Where considerations of health and safety are involved, the facts that would justify an inference of “probable cause” to make an inspection are different from those that would justify an inference when a criminal investigation has been undertaken. Experience may show the need for periodic inspections of certain facilities without a further showing of. cause to believe that substandard conditions dangerous to the public are being maintained. The passage of a certain period without inspection might of itself be sufficient in a given situation to justify the issuance of a warrant. The test of “probable cause” required by the Fourth Amendment can take into account the nature of the search that is being sought. There can be no ready test for determining reasonableness other than by balancing the need to search against the invasion which the search entails.

4. Finally, since our opinion emphasizes the controlling standard of reasonableness, we wish to make it clear that nothing in this opinion is intended to foreclose prompt inspections, even without a warrant, which the law has always permitted in emergency situations. See North Am. Cold Storage Co. v. City of Chicago, 211 U.S. 306 (1908) (seizure of unwholesome food); Jacobson v. Massachusetts, 197 U.S. 11 (1905) (compulsory smallpox vaccination); Compagnie Francaise de Navigation a Vapeur v. Louisiana State Bd. of Health, 186 U.S. 380 (1902) (health quarantine); Kroplin v. Truax, 165 N.E. 498 (Ohio 1929) (summary destruction of tubercular cattle). We appreciate that in most routine inspections there is no great urgency to inspect at a certain time on a given day. Likewise, most citizens will permit routine inspections without a warrant. As a practical matter, in view of the Fourth Amendment’s requirement that a warrant describe the property to be searched, warrants should normally be sought only after the entry has been refused, absent some compelling reason for securing immediate entry.
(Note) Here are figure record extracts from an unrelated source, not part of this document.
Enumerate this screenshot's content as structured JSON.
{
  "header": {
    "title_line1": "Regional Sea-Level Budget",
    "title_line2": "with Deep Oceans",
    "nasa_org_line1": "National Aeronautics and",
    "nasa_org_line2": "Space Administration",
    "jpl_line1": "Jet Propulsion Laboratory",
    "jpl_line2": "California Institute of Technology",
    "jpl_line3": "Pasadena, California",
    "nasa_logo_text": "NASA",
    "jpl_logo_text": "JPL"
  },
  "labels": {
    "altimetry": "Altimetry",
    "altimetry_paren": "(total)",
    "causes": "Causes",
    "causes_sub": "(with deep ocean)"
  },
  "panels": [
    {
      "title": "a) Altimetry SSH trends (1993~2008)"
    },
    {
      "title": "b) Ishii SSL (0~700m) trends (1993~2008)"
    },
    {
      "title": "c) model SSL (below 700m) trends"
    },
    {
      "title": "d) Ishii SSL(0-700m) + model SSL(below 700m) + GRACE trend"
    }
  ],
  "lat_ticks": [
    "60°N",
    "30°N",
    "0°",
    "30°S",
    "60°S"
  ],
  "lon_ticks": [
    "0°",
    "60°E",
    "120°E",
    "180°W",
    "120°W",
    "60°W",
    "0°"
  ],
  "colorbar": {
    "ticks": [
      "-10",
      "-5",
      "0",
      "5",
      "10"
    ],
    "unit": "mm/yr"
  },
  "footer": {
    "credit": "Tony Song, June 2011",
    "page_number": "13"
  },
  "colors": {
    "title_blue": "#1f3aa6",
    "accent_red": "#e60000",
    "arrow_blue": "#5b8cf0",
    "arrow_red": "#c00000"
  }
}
In conclusion, we hold that the search of Owens’ home met the standard of reasonableness as we have defined it in this opinion and that therefore his jury conviction was lawful.

The order denying Owens’ application for habeas is affirmed.

Collins, C. J., Zenoff, Batjer, and Thompson, JL, concur. 
      
       NRS 179.020. “Grounds for issuing search warrant. A search warrant may be issued upon any of the following grounds:
      "1. When the property was stolen or embezzled.
      “2. When the property or things were used as the means of committing a felony.
      “3. When the property or things are in the possession of any person with the intent to use them as a means of committing a public offense, or in the possession of another to whom he may have delivered them for the purpose of concealing them or preventing their being discovered.
      “4. When the property or things to be seized consist of any item or constitute any evidence which tends to show that a felony has been committed, or tends to show that a particular person has committed a felony.
      “The property or things described in this section may be taken on the warrant from any place, or from any person in whose possession it may be.”
     
      
       "See Abbate Bros. v. City of Chicago, 11 Ill.2d 337, 142 N.E.2d 691; City of Louisville v. Thompson, 339 S.W.2d 869 (Ky.); Adamec v. Post, 273 N.Y. 250, 7 N.E.2d 120; Paquette v. City of Fall River, 338 Mass. 368, 155 N.E.2d 775; Richards v. City of Columbia, 227 S.C. 538, 88 S.E.2d 683; Boden v. City of Milwaukee, 8 Wis.2d 318, 99 N.W.2d 156.”